Moçambique está a diversificar a sua base produtiva
O Presidente da República Filipe Nyusi, afirmou que Moçambique está em processo de transformação estrutural da sua economia, expansão e diversificação da base produtiva no quadro da Estratégia Nacional de Desenvolvimento, visando impulsionar e elevar as condições de vida da população.
Falando ontem, em Maputo, na sessão inaugural da Cimeira Global Vozes do Sul, em que participou de forma virtual, Filipe Nyusi, indicou quatro pilares, nomeadamente, o desenvolvimento do capital Humano; o desenvolvimento de infra-estruturas de bases produtiva; a investigação; inovação e desenvolvimento tecnológico e, por último, a articulação e coordenação institucional, como sendo os alicerces do processo de diversificação da base produtiva e transformação económica em curso no País.
Filipe Nyusi partilhou que, para sucesso deste processo de desenvolvimento, o país tem conjugado as suas enormes potencialidades com as oportunidades económicas decorrentes da sua localização geoestratégica na África Austral, na orla do Oceano Indico, com o canal de Moçambique a constituir uma rota estratégica de comércio regional e internacional, incluindo os países do interior.
Nessa perspectiva, o Presidente da República, considera fundamental que o investimento dos países desenvolvidos contribua para a transformação das economias dos países em desenvolvimento, através da industrialização.
O Chefe de Estado salientou que a intensificação da competição entre as potências globais, ameaça a segurança, bem como o investimento de recursos para o desenvolvimento, resiliência às mudanças climáticas e pandemias
‘’Temos muito interesse em desenvolver e fortalecer a cooperação internacional, parcerias produtivas que contribuam para acrescentar valor, transformando os recursos dentro do país e para acelerar o crescimento económico do país e a nível global, visando melhorar as condições de vida das nossas populações, o que passa pelo desenvolvimento humano’’, frisou.
A Cimeira Global Vozes do Sul ocorre numa altura em que a Índia acaba de assumir a presidência rotativa do G-20, devendo, por isso, constituir uma oportunidade para articular as preocupações e aspirações do Sul Global.

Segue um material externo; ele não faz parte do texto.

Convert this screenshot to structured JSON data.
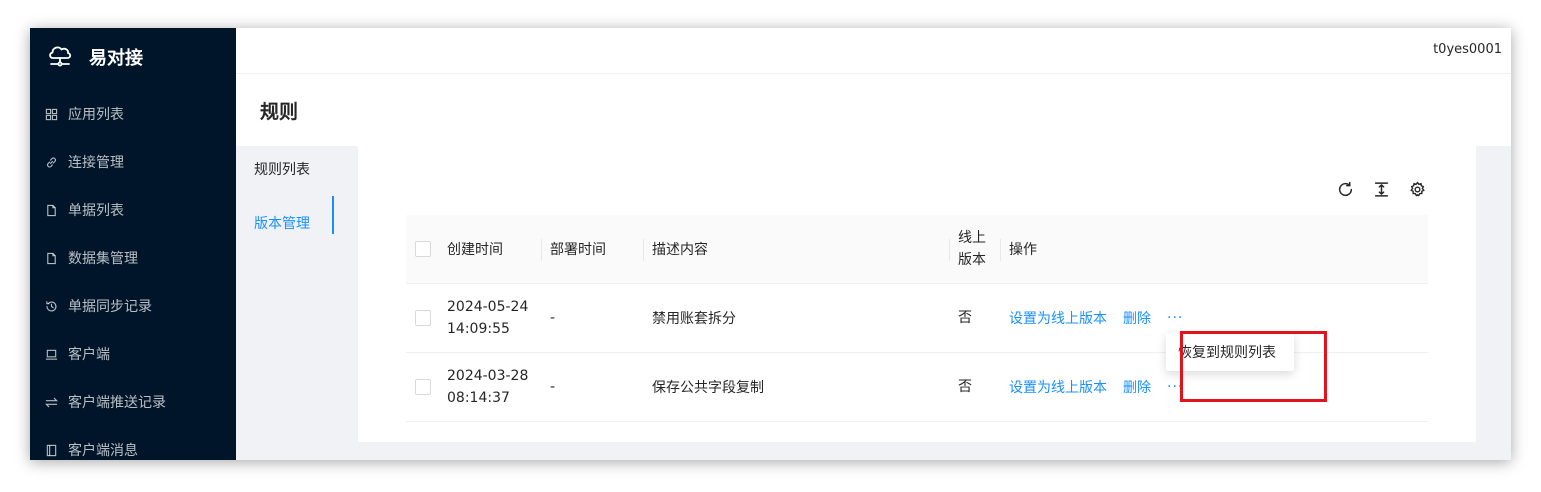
{
  "app": {
    "name": "易对接",
    "user": "t0yes0001"
  },
  "sidebar": {
    "items": [
      {
        "label": "应用列表",
        "icon": "grid-icon"
      },
      {
        "label": "连接管理",
        "icon": "link-icon"
      },
      {
        "label": "单据列表",
        "icon": "file-icon"
      },
      {
        "label": "数据集管理",
        "icon": "file-icon"
      },
      {
        "label": "单据同步记录",
        "icon": "history-icon"
      },
      {
        "label": "客户端",
        "icon": "laptop-icon"
      },
      {
        "label": "客户端推送记录",
        "icon": "swap-icon"
      },
      {
        "label": "客户端消息",
        "icon": "book-icon"
      }
    ]
  },
  "page": {
    "title": "规则"
  },
  "subnav": {
    "items": [
      {
        "label": "规则列表",
        "active": false
      },
      {
        "label": "版本管理",
        "active": true
      }
    ]
  },
  "table": {
    "columns": {
      "created": "创建时间",
      "deployed": "部署时间",
      "description": "描述内容",
      "online_line1": "线上",
      "online_line2": "版本",
      "actions": "操作"
    },
    "rows": [
      {
        "created_date": "2024-05-24",
        "created_time": "14:09:55",
        "deployed": "-",
        "description": "禁用账套拆分",
        "online": "否",
        "set_online": "设置为线上版本",
        "delete": "删除",
        "more": "···"
      },
      {
        "created_date": "2024-03-28",
        "created_time": "08:14:37",
        "deployed": "-",
        "description": "保存公共字段复制",
        "online": "否",
        "set_online": "设置为线上版本",
        "delete": "删除",
        "more": "···"
      }
    ]
  },
  "dropdown": {
    "restore": "恢复到规则列表"
  },
  "colors": {
    "primary": "#1890ff",
    "sidebar_bg": "#001529",
    "highlight": "#e3131b"
  }
}
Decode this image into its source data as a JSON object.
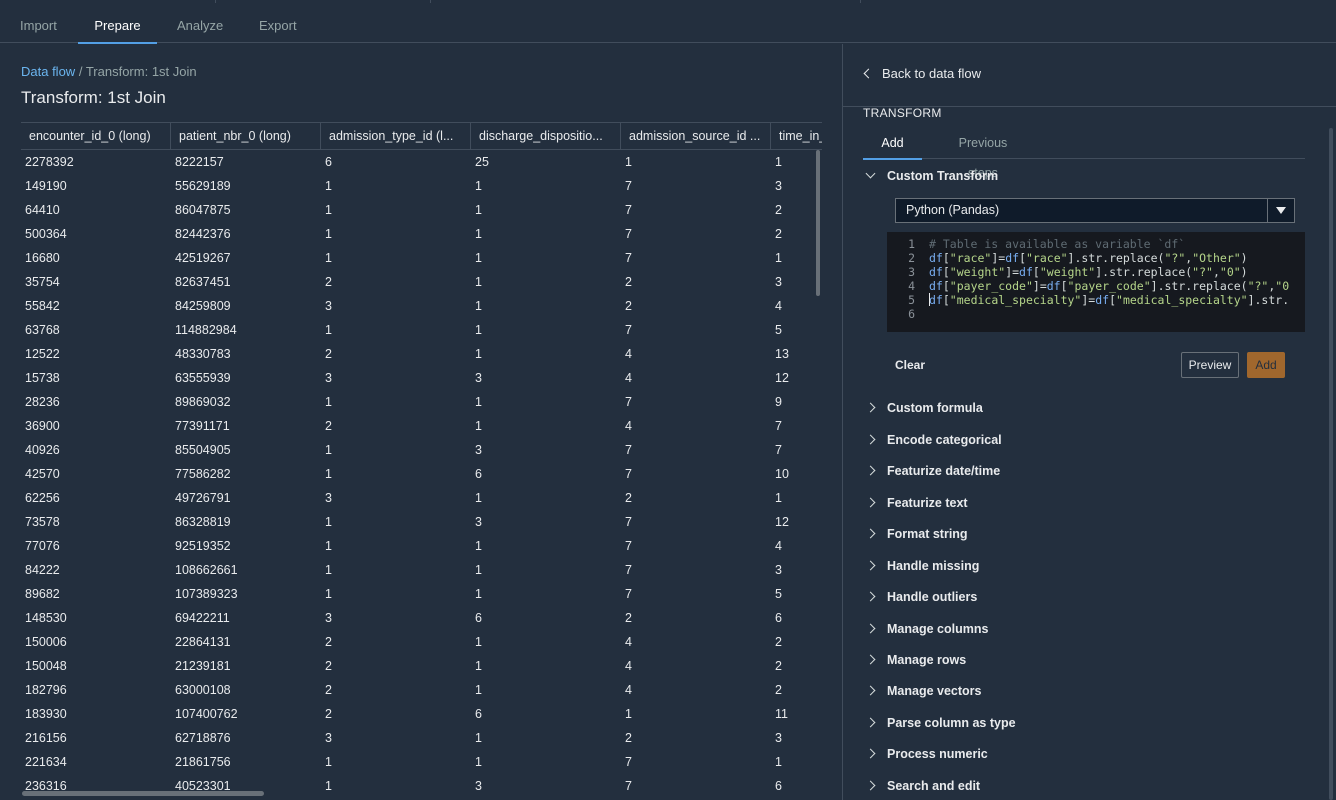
{
  "top_tabs": [
    {
      "label": "Import",
      "active": false
    },
    {
      "label": "Prepare",
      "active": true
    },
    {
      "label": "Analyze",
      "active": false
    },
    {
      "label": "Export",
      "active": false
    }
  ],
  "breadcrumb": {
    "root": "Data flow",
    "separator": "/",
    "current": "Transform: 1st Join"
  },
  "page_title": "Transform: 1st Join",
  "table": {
    "columns": [
      "encounter_id_0 (long)",
      "patient_nbr_0 (long)",
      "admission_type_id (l...",
      "discharge_dispositio...",
      "admission_source_id ...",
      "time_in_"
    ],
    "rows": [
      [
        "2278392",
        "8222157",
        "6",
        "25",
        "1",
        "1"
      ],
      [
        "149190",
        "55629189",
        "1",
        "1",
        "7",
        "3"
      ],
      [
        "64410",
        "86047875",
        "1",
        "1",
        "7",
        "2"
      ],
      [
        "500364",
        "82442376",
        "1",
        "1",
        "7",
        "2"
      ],
      [
        "16680",
        "42519267",
        "1",
        "1",
        "7",
        "1"
      ],
      [
        "35754",
        "82637451",
        "2",
        "1",
        "2",
        "3"
      ],
      [
        "55842",
        "84259809",
        "3",
        "1",
        "2",
        "4"
      ],
      [
        "63768",
        "114882984",
        "1",
        "1",
        "7",
        "5"
      ],
      [
        "12522",
        "48330783",
        "2",
        "1",
        "4",
        "13"
      ],
      [
        "15738",
        "63555939",
        "3",
        "3",
        "4",
        "12"
      ],
      [
        "28236",
        "89869032",
        "1",
        "1",
        "7",
        "9"
      ],
      [
        "36900",
        "77391171",
        "2",
        "1",
        "4",
        "7"
      ],
      [
        "40926",
        "85504905",
        "1",
        "3",
        "7",
        "7"
      ],
      [
        "42570",
        "77586282",
        "1",
        "6",
        "7",
        "10"
      ],
      [
        "62256",
        "49726791",
        "3",
        "1",
        "2",
        "1"
      ],
      [
        "73578",
        "86328819",
        "1",
        "3",
        "7",
        "12"
      ],
      [
        "77076",
        "92519352",
        "1",
        "1",
        "7",
        "4"
      ],
      [
        "84222",
        "108662661",
        "1",
        "1",
        "7",
        "3"
      ],
      [
        "89682",
        "107389323",
        "1",
        "1",
        "7",
        "5"
      ],
      [
        "148530",
        "69422211",
        "3",
        "6",
        "2",
        "6"
      ],
      [
        "150006",
        "22864131",
        "2",
        "1",
        "4",
        "2"
      ],
      [
        "150048",
        "21239181",
        "2",
        "1",
        "4",
        "2"
      ],
      [
        "182796",
        "63000108",
        "2",
        "1",
        "4",
        "2"
      ],
      [
        "183930",
        "107400762",
        "2",
        "6",
        "1",
        "11"
      ],
      [
        "216156",
        "62718876",
        "3",
        "1",
        "2",
        "3"
      ],
      [
        "221634",
        "21861756",
        "1",
        "1",
        "7",
        "1"
      ],
      [
        "236316",
        "40523301",
        "1",
        "3",
        "7",
        "6"
      ]
    ]
  },
  "panel": {
    "back_label": "Back to data flow",
    "section_title": "TRANSFORM",
    "subtabs": [
      {
        "label": "Add",
        "active": true
      },
      {
        "label": "Previous steps",
        "active": false
      }
    ],
    "custom_transform": {
      "label": "Custom Transform",
      "language": "Python (Pandas)",
      "code_lines": [
        [
          {
            "t": "c",
            "s": "# Table is available as variable `df`"
          }
        ],
        [
          {
            "t": "v",
            "s": "df"
          },
          {
            "t": "p",
            "s": "["
          },
          {
            "t": "s",
            "s": "\"race\""
          },
          {
            "t": "p",
            "s": "]="
          },
          {
            "t": "v",
            "s": "df"
          },
          {
            "t": "p",
            "s": "["
          },
          {
            "t": "s",
            "s": "\"race\""
          },
          {
            "t": "p",
            "s": "].str.replace("
          },
          {
            "t": "s",
            "s": "\"?\""
          },
          {
            "t": "p",
            "s": ","
          },
          {
            "t": "s",
            "s": "\"Other\""
          },
          {
            "t": "p",
            "s": ")"
          }
        ],
        [
          {
            "t": "v",
            "s": "df"
          },
          {
            "t": "p",
            "s": "["
          },
          {
            "t": "s",
            "s": "\"weight\""
          },
          {
            "t": "p",
            "s": "]="
          },
          {
            "t": "v",
            "s": "df"
          },
          {
            "t": "p",
            "s": "["
          },
          {
            "t": "s",
            "s": "\"weight\""
          },
          {
            "t": "p",
            "s": "].str.replace("
          },
          {
            "t": "s",
            "s": "\"?\""
          },
          {
            "t": "p",
            "s": ","
          },
          {
            "t": "s",
            "s": "\"0\""
          },
          {
            "t": "p",
            "s": ")"
          }
        ],
        [
          {
            "t": "v",
            "s": "df"
          },
          {
            "t": "p",
            "s": "["
          },
          {
            "t": "s",
            "s": "\"payer_code\""
          },
          {
            "t": "p",
            "s": "]="
          },
          {
            "t": "v",
            "s": "df"
          },
          {
            "t": "p",
            "s": "["
          },
          {
            "t": "s",
            "s": "\"payer_code\""
          },
          {
            "t": "p",
            "s": "].str.replace("
          },
          {
            "t": "s",
            "s": "\"?\""
          },
          {
            "t": "p",
            "s": ","
          },
          {
            "t": "s",
            "s": "\"0"
          }
        ],
        [
          {
            "t": "v",
            "s": "df"
          },
          {
            "t": "p",
            "s": "["
          },
          {
            "t": "s",
            "s": "\"medical_specialty\""
          },
          {
            "t": "p",
            "s": "]="
          },
          {
            "t": "v",
            "s": "df"
          },
          {
            "t": "p",
            "s": "["
          },
          {
            "t": "s",
            "s": "\"medical_specialty\""
          },
          {
            "t": "p",
            "s": "].str."
          }
        ],
        []
      ],
      "clear_label": "Clear",
      "preview_label": "Preview",
      "add_label": "Add"
    },
    "transforms": [
      "Custom formula",
      "Encode categorical",
      "Featurize date/time",
      "Featurize text",
      "Format string",
      "Handle missing",
      "Handle outliers",
      "Manage columns",
      "Manage rows",
      "Manage vectors",
      "Parse column as type",
      "Process numeric",
      "Search and edit"
    ]
  },
  "colors": {
    "background": "#232f3e",
    "accent": "#539fe5",
    "link": "#6bb5ef",
    "primary_button": "#a0672d",
    "border": "#414d5c"
  }
}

Nyusi felicitou, a propósito, a República da Índia manifestando a esperança de no decurso do seu mandato confira mais voz aos países do Sul no sentido de as suas preocupações e aspirações serem devidamente atendidas.
A cimeira junta cerca de 140 países contando com a participação de 11 Chefes de Estado ou de Governo de Moçambique, Bangladesh, Camboja, Guiana, Papua Nova Guiné, Senegal, Tailândia, Uzbequistão, Vietname, Mongólia e a própria índia, país anfitrião.